Frances Crook in front of office bookshelves

It always used to be the case that prisons were full of young men. Nowadays, prisons hold a lot more older men.

People are considered old in prison at 50, partly because the environment is so unhealthy and partly because they have probably led unhealthy lives with precarious housing, a poor diet and a history of abusing drugs and alcohol. In addition to these people is an increasing number of old men sent to prison for historic sex offences.

This means that more men are dying in prison from ‘natural causes’. The Howard League gets notification every time anyone dies and as I was looking over the list I noticed that more people are dying from diseases they are known to suffer from in prison, as opposed to spending their last days either in a hospital or a hospice.

Looking back over the years this was not the case.

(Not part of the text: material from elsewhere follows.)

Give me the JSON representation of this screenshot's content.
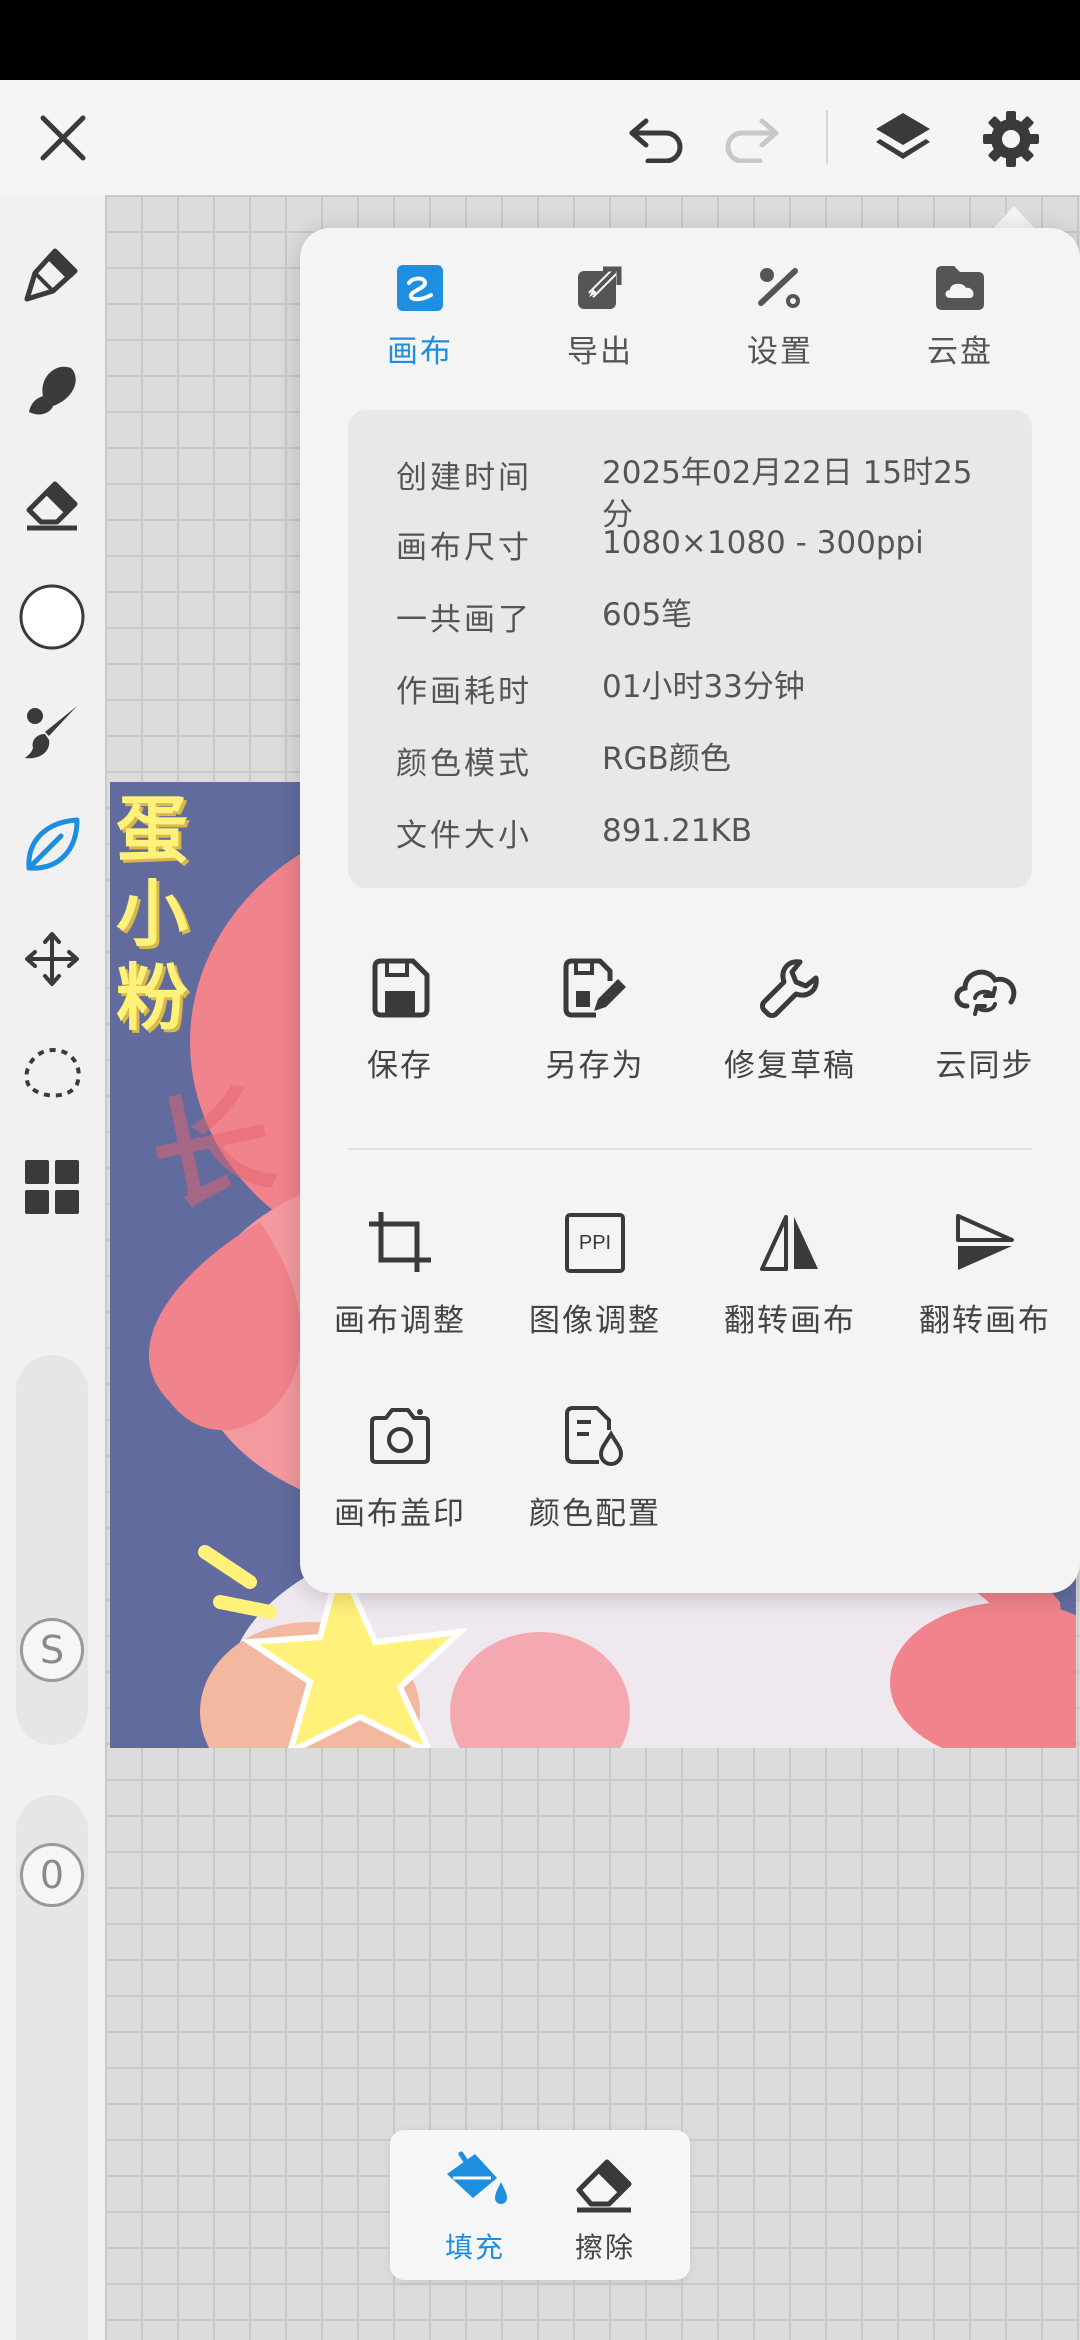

People known to be suffering from cancer or other terminal illness would normally have been transferred to a hospital for their last days or, in some cases, given compassionate release to die at home.

I looked at 121 of the notifications we have received this year of people who have died and 76 died in hospital, whereas 45 died in prison.

I visited a high security prison a year or so ago and was shown its ‘dying room’. If the man was still in contact with family, they could come and spend his final hours inside the prison.

It is notable that several died in elderly prisoner units. Some prisons have set up palliative care suites to cater for prisoners with terminal illnesses; many of them are not elderly but are suffering from cancer. Some men were in the prison healthcare unit apparently suffering from a range of long term problems; many were only in their 50s.

I visited a high security prison a year or so ago and was shown its ‘dying room’. If the man was still in contact with family, they could come and spend his final hours inside the prison.

It seems to me that part of the reason for the increase in deaths inside prison is simply the shortage of staff. You would think that prisons would be keen to transfer terminally-ill prisoners to a hospice or hospital, but that requires prison officers to escort the prisoner and there are simply not enough staff to spare.

There is also a risk aversion and fear of publicity about letting men who have committed sex offences out of prison, even if it is only to die.

I don’t have an answer to this, all I can say is that I find it terribly sad for everyone, including staff. And, expensive.

Comments

  • Ricky Porter says:

    While nobody can deny that the crimes some of these people were originally imprisoned for were nothing short of absolutely horrendous, we have to ask ourselves whether it is justifiable to keep someone in prison until the day they die.

    We live in a day and age where the average person lives for around 83 years, a decent percentage of people live into their 90s, and an ever growing number of people live to the age of 100 and beyond. Many of the people who live this long are likely to have deteriorated to a physical condition where it would be practically impossible for them to reoffend if they were paroled from their sentences. And it has also been shown in the past, for example the turnaround by Myra Hindley during the first 25 years she served of her life sentence, that even some of the worst offenders can cease to pose a threat and achieve rehabilitation without living to a great age or suffering a decline in their physical health which would have rendered them incapable of reoffending.

    And with taxpayer’s money under an increasingly great strain, might it not be better to let the oldest and most decrepit of offenders out of prison, and perhaps spend the money saved on imprisoning people who are still very much a threat to society? Or spending it on our public services?

    I am of the opinion that whole life sentences should be eliminated (they create too many problems in prison, not to mention how uneconomic and impractical they are likely to become in many cases) and that a prisoner should receive an automatic Parole Board review at the age of, say, 70 years.